Remember I complained about the IV use in the first study in this post? Turns out they found another study which used an IV - but most studies used oral/sublingual dosing. Again, it was a study involving Imperial College/Cardiff Uni that used IV. I strongly suspect that the British urge to inject LSD is something to do with the onerous requirements from the Home Office that any research involving drugs not even be remotely fun for the participants.
All in all, its exciting to see more and more research on LSD - I'll probably be posting about more of the studies as I read them. This one was a goldmine of references to other studies, a real jumping off point.
Screening unknown novel psychoactive substances using GC–MS based machine learning.
This paper (DOI: 10.1016/j.forc.2023.100499) is pretty neat.
So with novel psychoactive substances, when they come into the lab, you don't yet know the structure of them, or what the fuck they are. Just that it is some kinda new drug, and you need to start reverse engineering the structure/etc.
With a known substance, when you shove it into a GC/MS, you can often match the output peaks against a library of known data and get a match pretty quick. But what about with an unknown substance?
To grossly oversimplify how GC/MS works, you basically have two "parts". The gas chromatograph separates out the material into its individual components (to some extent, depends on gas used, column used, a bunch of stuff), emitting the individual parts of the mixture (hopefully) out the other end.
The mass spec is a bit more complicated, but to massively simplify it, it breaks the molecule up somewhat into smaller ionized components, and separates them based on size (mass), giving you a spectrum of "well, it had a bunch of shit at this size, a bunch of shit at this size..." and so on.
Now - when molecules break up in the mass spec, the charged sub-units are often quite predictable and take some usual sizes, so you can kinda sorta make some guesses as to what they might be.
What they did in this paper was feed a tonne of that data to a neural network, in the hopes that when presented with an unknown sample, it would be able to make somewhat of a guess as to what category/family of drug the sample belonged to, and achieved somewhat promising results.
This is pretty fucking cool, and I am excited to see this kind of work develop further.
The scientific controversy on the conversion of CBD into THC in the human stomach: Molecular modelling and experimental results compared.
This paper (DOI: 10.1016/j.forc.2023.100467) tries get answers for something that some of us have been wondering about for a while now. It doesn't get anything I'd call conclusive, but more data is always good.
Firstly, an introduction to the problem: under acidic conditions, CBD can undergo a variety of fun and exciting isomerization and ring closure reactions to produce other cannabinoids, including HHC or THC, depending on conditions. Both delta-8 and delta-9 THC seemingly can be produced this way.
This process occurs under an extremely wide variety of conditions, lets just say, there are a lot of Jessie's who have figured out how to conduct this process.
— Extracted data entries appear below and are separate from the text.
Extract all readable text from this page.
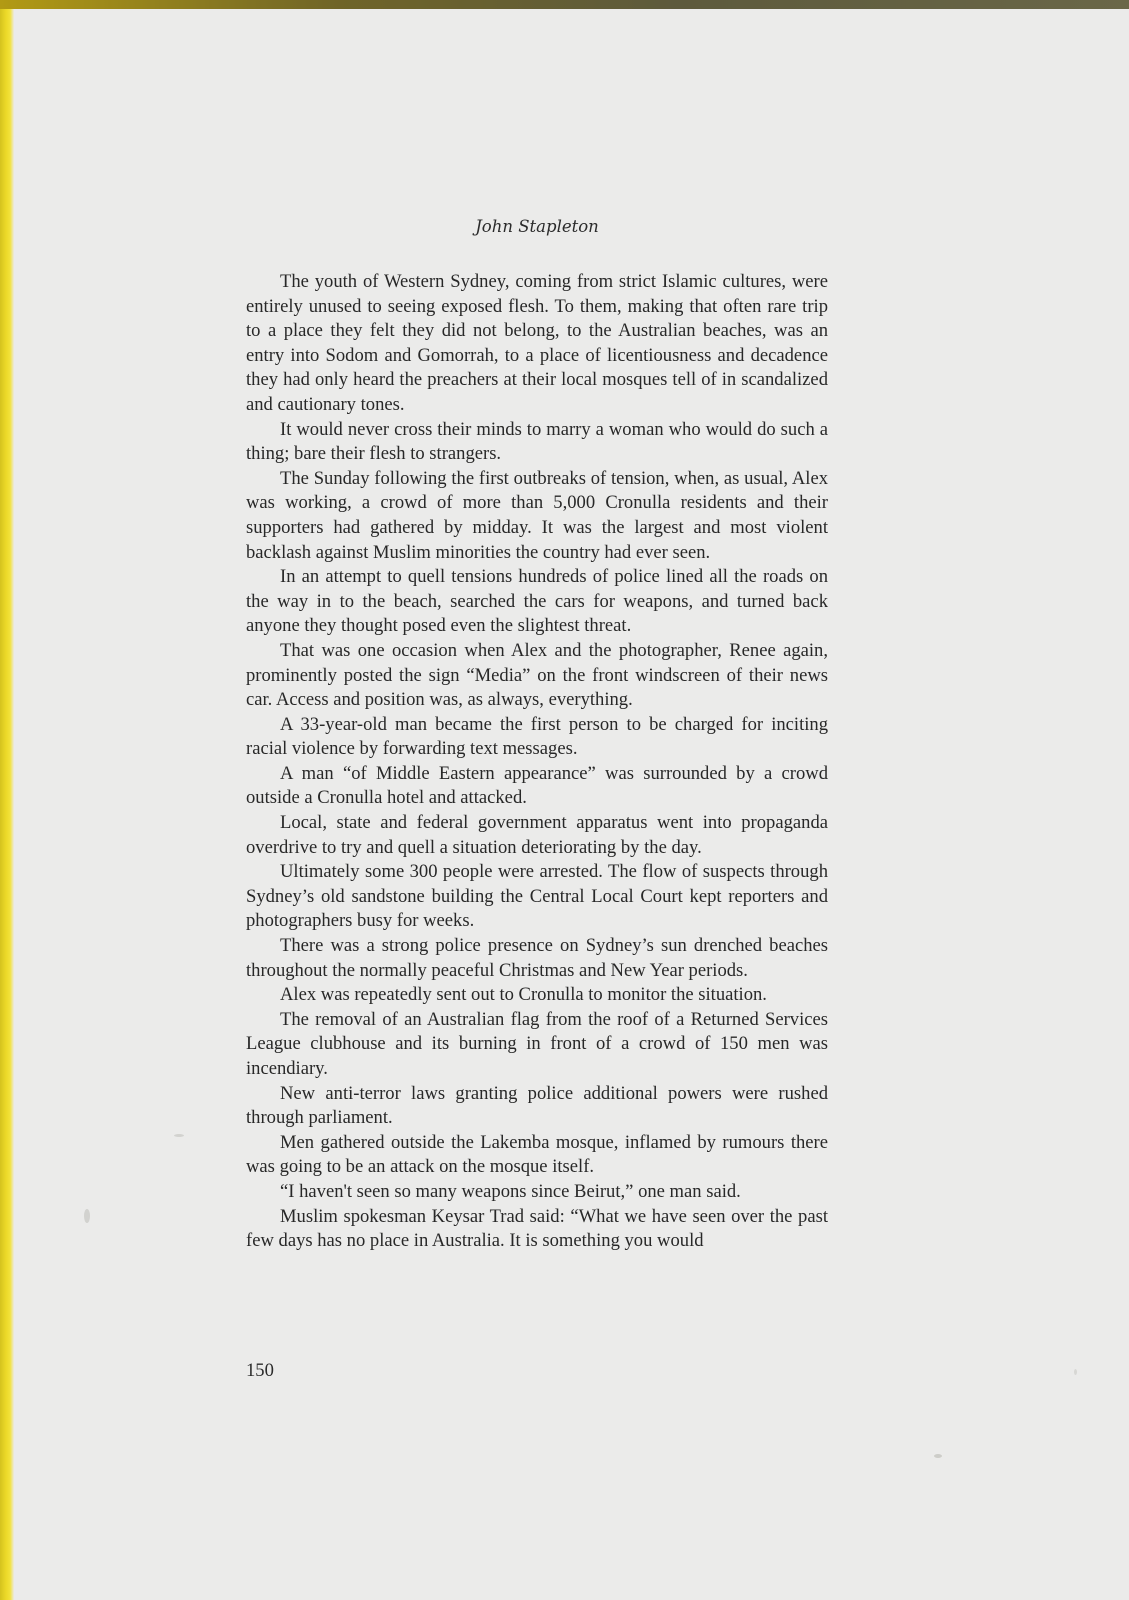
John Stapleton

The youth of Western Sydney, coming from strict Islamic cultures, were entirely unused to seeing exposed flesh. To them, making that often rare trip to a place they felt they did not belong, to the Australian beaches, was an entry into Sodom and Gomorrah, to a place of licentiousness and decadence they had only heard the preachers at their local mosques tell of in scandalized and cautionary tones.

It would never cross their minds to marry a woman who would do such a thing; bare their flesh to strangers.

The Sunday following the first outbreaks of tension, when, as usual, Alex was working, a crowd of more than 5,000 Cronulla residents and their supporters had gathered by midday. It was the largest and most violent backlash against Muslim minorities the country had ever seen.

In an attempt to quell tensions hundreds of police lined all the roads on the way in to the beach, searched the cars for weapons, and turned back anyone they thought posed even the slightest threat.

That was one occasion when Alex and the photographer, Renee again, prominently posted the sign “Media” on the front windscreen of their news car. Access and position was, as always, everything.

A 33-year-old man became the first person to be charged for inciting racial violence by forwarding text messages.

A man “of Middle Eastern appearance” was surrounded by a crowd outside a Cronulla hotel and attacked.

Local, state and federal government apparatus went into propaganda overdrive to try and quell a situation deteriorating by the day.

Ultimately some 300 people were arrested. The flow of suspects through Sydney’s old sandstone building the Central Local Court kept reporters and photographers busy for weeks.

There was a strong police presence on Sydney’s sun drenched beaches throughout the normally peaceful Christmas and New Year periods.

Alex was repeatedly sent out to Cronulla to monitor the situation.

The removal of an Australian flag from the roof of a Returned Services League clubhouse and its burning in front of a crowd of 150 men was incendiary.

New anti-terror laws granting police additional powers were rushed through parliament.

Men gathered outside the Lakemba mosque, inflamed by rumours there was going to be an attack on the mosque itself.

“I haven't seen so many weapons since Beirut,” one man said.

Muslim spokesman Keysar Trad said: “What we have seen over the past few days has no place in Australia. It is something you would

150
In the human body, the stomach is an acidic conditions. Given the reaction is quite forgiving in terms of reaction conditions, and the stomach is "eh, probably super good enough", the question becomes: if you eat CBD products, can they turn into just enough THC in your stomach to set off a drug test?
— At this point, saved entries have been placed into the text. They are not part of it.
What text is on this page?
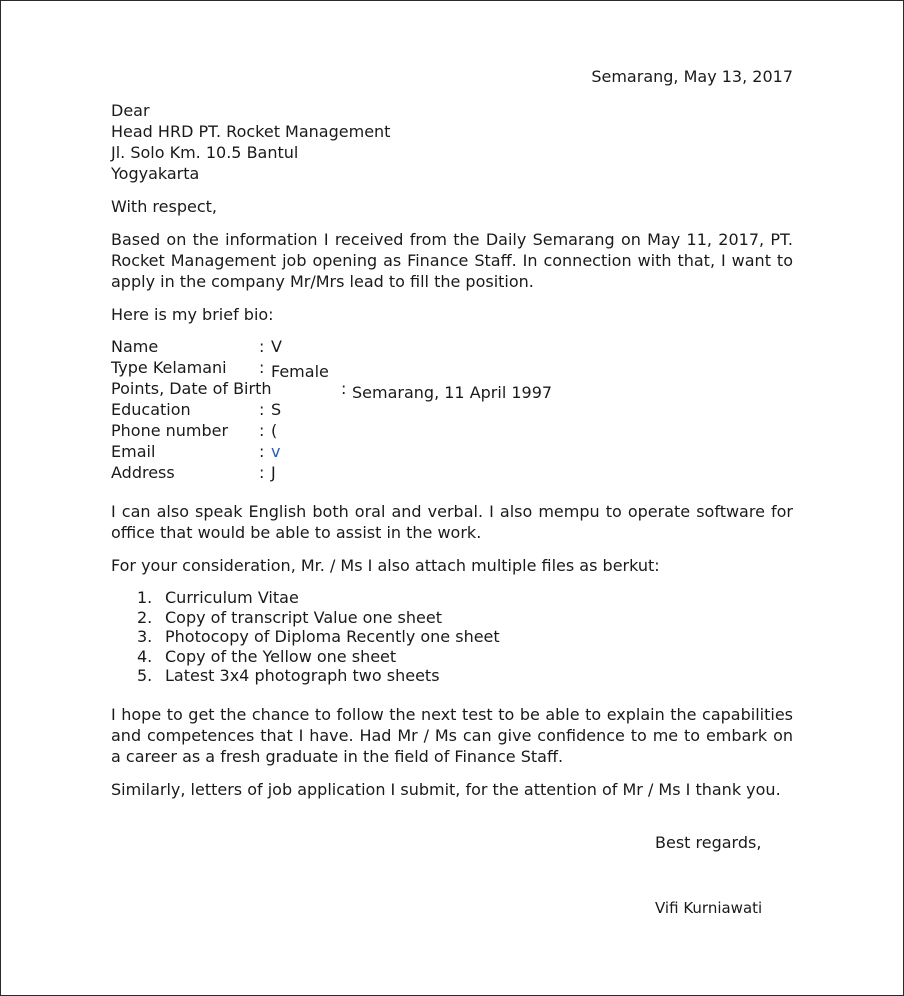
Semarang, May 13, 2017
Dear
Head HRD PT. Rocket Management
Jl. Solo Km. 10.5 Bantul
Yogyakarta
With respect,
Based on the information I received from the Daily Semarang on May 11, 2017, PT. Rocket Management job opening as Finance Staff. In connection with that, I want to apply in the company Mr/Mrs lead to fill the position.
Here is my brief bio:
Name	: V
Type Kelamani : Female
Points, Date of Birth	: Semarang, 11 April 1997
Education	: S
Phone number : (
Email	: v
Address	: J
I can also speak English both oral and verbal. I also mempu to operate software for office that would be able to assist in the work.
For your consideration, Mr. / Ms I also attach multiple files as berkut:
1. Curriculum Vitae
2. Copy of transcript Value one sheet
3. Photocopy of Diploma Recently one sheet
4. Copy of the Yellow one sheet
5. Latest 3x4 photograph two sheets
I hope to get the chance to follow the next test to be able to explain the capabilities and competences that I have. Had Mr / Ms can give confidence to me to embark on a career as a fresh graduate in the field of Finance Staff.
Similarly, letters of job application I submit, for the attention of Mr / Ms I thank you.
Best regards,
Vifi Kurniawati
TL;DR after doing an assload of computational modelling and such, these scientists don't think so. Others disagree. Such is life in science land.
I'd like to see a simpler experiment done: test someone for THC/CBD at a point in time, then have them eat commercially available CBD infused products for a couple weeks at a "normal rate", then test them again. I've a sneaking suspicion real-world testing will go "actually, fuck your models" and produce some fun result.